00:00Sonia Devillers, vos invités sont réalisateurs, ils adaptent au cinéma leurs enfants après eux.
00:05Le roman de Nicolas Mathieu.
00:07Prix Goncourt en son temps.
00:08Chronique sociale étalée sur quatre étés des adolescents, laminés par la désolation
00:13d'une mozelle ouvrière en perdition.
00:15Des destins tout tracés.
00:16Aux enfants de prolo, les flirts, les bitures, les petits boulots.
00:19Aux enfants de bourgeois, la possibilité de se tirer et de s'en tirer.
00:23Ça pourrait être très âpre, ça l'est parfois, c'est très tendre aussi.
00:27Ludovic et Zoran Boukherma, bonjour à tous les deux, les jeunes frères jumeaux du cinéma
00:34français.
00:35Et si vous vous demandez s'ils se ressemblent, eh bien oui, ils se ressemblent comme deux
00:39gouttes d'eau.
00:40Vos enfants après eux ? Vos enfants après eux, oui, voilà, j'avais un doute sur les
00:45liaisons.
00:46C'est l'histoire d'une vallée dont on ne s'échappe jamais.
00:49Vous avez volontairement resserré l'intrigue géographique pour créer une unité de lieu
00:54à laquelle on revient inlassablement chaque été.
00:58Oui, c'est vrai qu'on s'est défait des passages du livre qui pouvaient sortir de
01:02la ville pour vraiment rester à l'intérieur de la ville d'Eyanges, peut-être pour donner
01:08un sentiment un peu d'enfermement puisqu'il est question de reproduction de classe.
01:12C'est un sentiment qu'on avait quand on était gamins avec Zoran, on partait assez
01:15peu en vacances, quand on était petits en tout cas, et on entendait nos potes nous
01:19raconter où ils étaient allés et on voyait jamais ces endroits.

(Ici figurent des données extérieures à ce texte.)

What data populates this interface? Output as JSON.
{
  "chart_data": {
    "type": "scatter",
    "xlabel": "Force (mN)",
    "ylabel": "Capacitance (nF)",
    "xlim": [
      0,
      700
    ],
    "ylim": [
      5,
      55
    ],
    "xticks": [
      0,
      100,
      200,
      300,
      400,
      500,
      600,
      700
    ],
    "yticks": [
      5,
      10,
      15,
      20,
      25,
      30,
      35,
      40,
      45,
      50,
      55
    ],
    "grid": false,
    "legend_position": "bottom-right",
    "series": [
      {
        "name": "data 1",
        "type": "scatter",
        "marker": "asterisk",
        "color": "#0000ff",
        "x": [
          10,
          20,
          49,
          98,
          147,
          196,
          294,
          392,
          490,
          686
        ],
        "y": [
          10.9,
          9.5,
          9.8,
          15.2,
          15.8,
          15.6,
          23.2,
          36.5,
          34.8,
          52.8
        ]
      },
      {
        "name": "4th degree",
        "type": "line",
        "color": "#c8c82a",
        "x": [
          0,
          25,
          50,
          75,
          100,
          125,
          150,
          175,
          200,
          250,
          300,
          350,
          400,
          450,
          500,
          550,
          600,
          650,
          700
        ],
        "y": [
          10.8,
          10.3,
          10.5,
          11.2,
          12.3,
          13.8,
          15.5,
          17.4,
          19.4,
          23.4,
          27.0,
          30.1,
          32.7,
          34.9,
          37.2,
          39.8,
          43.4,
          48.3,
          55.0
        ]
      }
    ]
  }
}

01:22Vous, vous avez grandi tous les deux à l'autre bout de la France, c'est la diagonale
01:26dans le Lot-et-Garonne, c'est très loin de chez Nicolas Mathieu, c'est très loin
01:29des Hauts-Fourneaux, et pourtant il y a autant de votre enfance dans ce film que de la sienne
01:33dans son roman.
01:34Oui, parce qu'on a grandi dans une France qui était très populaire, qui est la même
01:38France que celle du personnage d'Anthony, donc ce qu'il vit, lui, on l'a vécu, ce
01:41sentiment peut-être d'absence de perspective quand on grandit et d'enfermement, oui.

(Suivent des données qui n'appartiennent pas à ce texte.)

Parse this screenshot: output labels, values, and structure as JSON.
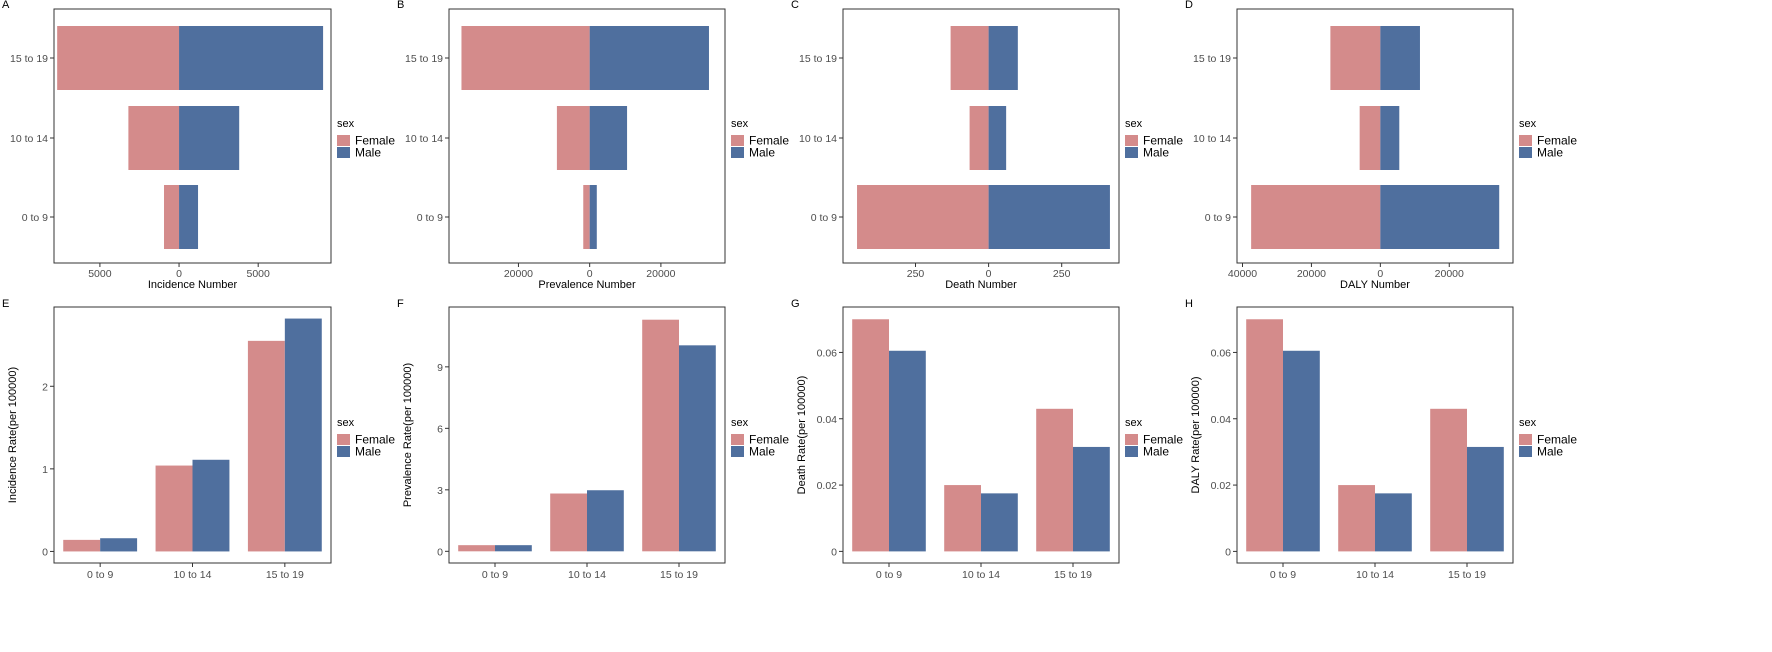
{
  "colors": {
    "female": "#d48b8b",
    "male": "#4f6f9e"
  },
  "legend": {
    "title": "sex",
    "items": [
      "Female",
      "Male"
    ]
  },
  "chart_data": [
    {
      "panel": "A",
      "type": "bar",
      "orientation": "horizontal",
      "categories": [
        "15 to 19",
        "10 to 14",
        "0 to 9"
      ],
      "series": [
        {
          "name": "Female",
          "values": [
            7700,
            3200,
            950
          ]
        },
        {
          "name": "Male",
          "values": [
            9100,
            3800,
            1200
          ]
        }
      ],
      "xlabel": "Incidence Number",
      "xlim": [
        -7900,
        9600
      ],
      "xticks": [
        -5000,
        0,
        5000
      ],
      "xtick_labels": [
        "5000",
        "0",
        "5000"
      ]
    },
    {
      "panel": "B",
      "type": "bar",
      "orientation": "horizontal",
      "categories": [
        "15 to 19",
        "10 to 14",
        "0 to 9"
      ],
      "series": [
        {
          "name": "Female",
          "values": [
            36000,
            9200,
            1800
          ]
        },
        {
          "name": "Male",
          "values": [
            33500,
            10500,
            2000
          ]
        }
      ],
      "xlabel": "Prevalence Number",
      "xlim": [
        -39500,
        38000
      ],
      "xticks": [
        -20000,
        0,
        20000
      ],
      "xtick_labels": [
        "20000",
        "0",
        "20000"
      ]
    },
    {
      "panel": "C",
      "type": "bar",
      "orientation": "horizontal",
      "categories": [
        "15 to 19",
        "10 to 14",
        "0 to 9"
      ],
      "series": [
        {
          "name": "Female",
          "values": [
            130,
            65,
            450
          ]
        },
        {
          "name": "Male",
          "values": [
            100,
            60,
            415
          ]
        }
      ],
      "xlabel": "Death Number",
      "xlim": [
        -498,
        446
      ],
      "xticks": [
        -250,
        0,
        250
      ],
      "xtick_labels": [
        "250",
        "0",
        "250"
      ]
    },
    {
      "panel": "D",
      "type": "bar",
      "orientation": "horizontal",
      "categories": [
        "15 to 19",
        "10 to 14",
        "0 to 9"
      ],
      "series": [
        {
          "name": "Female",
          "values": [
            14500,
            6000,
            37500
          ]
        },
        {
          "name": "Male",
          "values": [
            11500,
            5500,
            34500
          ]
        }
      ],
      "xlabel": "DALY Number",
      "xlim": [
        -41600,
        38500
      ],
      "xticks": [
        -40000,
        -20000,
        0,
        20000
      ],
      "xtick_labels": [
        "40000",
        "20000",
        "0",
        "20000"
      ]
    },
    {
      "panel": "E",
      "type": "bar",
      "categories": [
        "0 to 9",
        "10 to 14",
        "15 to 19"
      ],
      "series": [
        {
          "name": "Female",
          "values": [
            0.14,
            1.04,
            2.55
          ]
        },
        {
          "name": "Male",
          "values": [
            0.16,
            1.11,
            2.82
          ]
        }
      ],
      "ylabel": "Incidence Rate(per 100000)",
      "ylim": [
        -0.14,
        2.96
      ],
      "yticks": [
        0,
        1,
        2
      ],
      "ytick_labels": [
        "0",
        "1",
        "2"
      ]
    },
    {
      "panel": "F",
      "type": "bar",
      "categories": [
        "0 to 9",
        "10 to 14",
        "15 to 19"
      ],
      "series": [
        {
          "name": "Female",
          "values": [
            0.3,
            2.82,
            11.3
          ]
        },
        {
          "name": "Male",
          "values": [
            0.3,
            2.98,
            10.05
          ]
        }
      ],
      "ylabel": "Prevalence Rate(per 100000)",
      "ylim": [
        -0.57,
        11.92
      ],
      "yticks": [
        0,
        3,
        6,
        9
      ],
      "ytick_labels": [
        "0",
        "3",
        "6",
        "9"
      ]
    },
    {
      "panel": "G",
      "type": "bar",
      "categories": [
        "0 to 9",
        "10 to 14",
        "15 to 19"
      ],
      "series": [
        {
          "name": "Female",
          "values": [
            0.07,
            0.02,
            0.043
          ]
        },
        {
          "name": "Male",
          "values": [
            0.0605,
            0.0175,
            0.0315
          ]
        }
      ],
      "ylabel": "Death Rate(per 100000)",
      "ylim": [
        -0.0035,
        0.0737
      ],
      "yticks": [
        0,
        0.02,
        0.04,
        0.06
      ],
      "ytick_labels": [
        "0",
        "0.02",
        "0.04",
        "0.06"
      ]
    },
    {
      "panel": "H",
      "type": "bar",
      "categories": [
        "0 to 9",
        "10 to 14",
        "15 to 19"
      ],
      "series": [
        {
          "name": "Female",
          "values": [
            0.07,
            0.02,
            0.043
          ]
        },
        {
          "name": "Male",
          "values": [
            0.0605,
            0.0175,
            0.0315
          ]
        }
      ],
      "ylabel": "DALY Rate(per 100000)",
      "ylim": [
        -0.0035,
        0.0737
      ],
      "yticks": [
        0,
        0.02,
        0.04,
        0.06
      ],
      "ytick_labels": [
        "0",
        "0.02",
        "0.04",
        "0.06"
      ]
    }
  ]
}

01:46Et comment, ça c'est ma question, comment on filme l'ennui en 1992, en 1994, en 1996,
01:53en 1998, comment on filme l'ennui sans être ennuyeux ?
01:56Je pense que ça passe peut-être par la chaleur, bizarrement, à l'image, on voulait que l'image
02:01ait un côté chaud et caniculaire, un peu comme si la chaleur pesait sur les personnages.
02:06Après, on voulait aussi jouer sur les silences, c'est vrai que le film est peut-être de
02:12moins en moins dialogué à mesure qu'il avance.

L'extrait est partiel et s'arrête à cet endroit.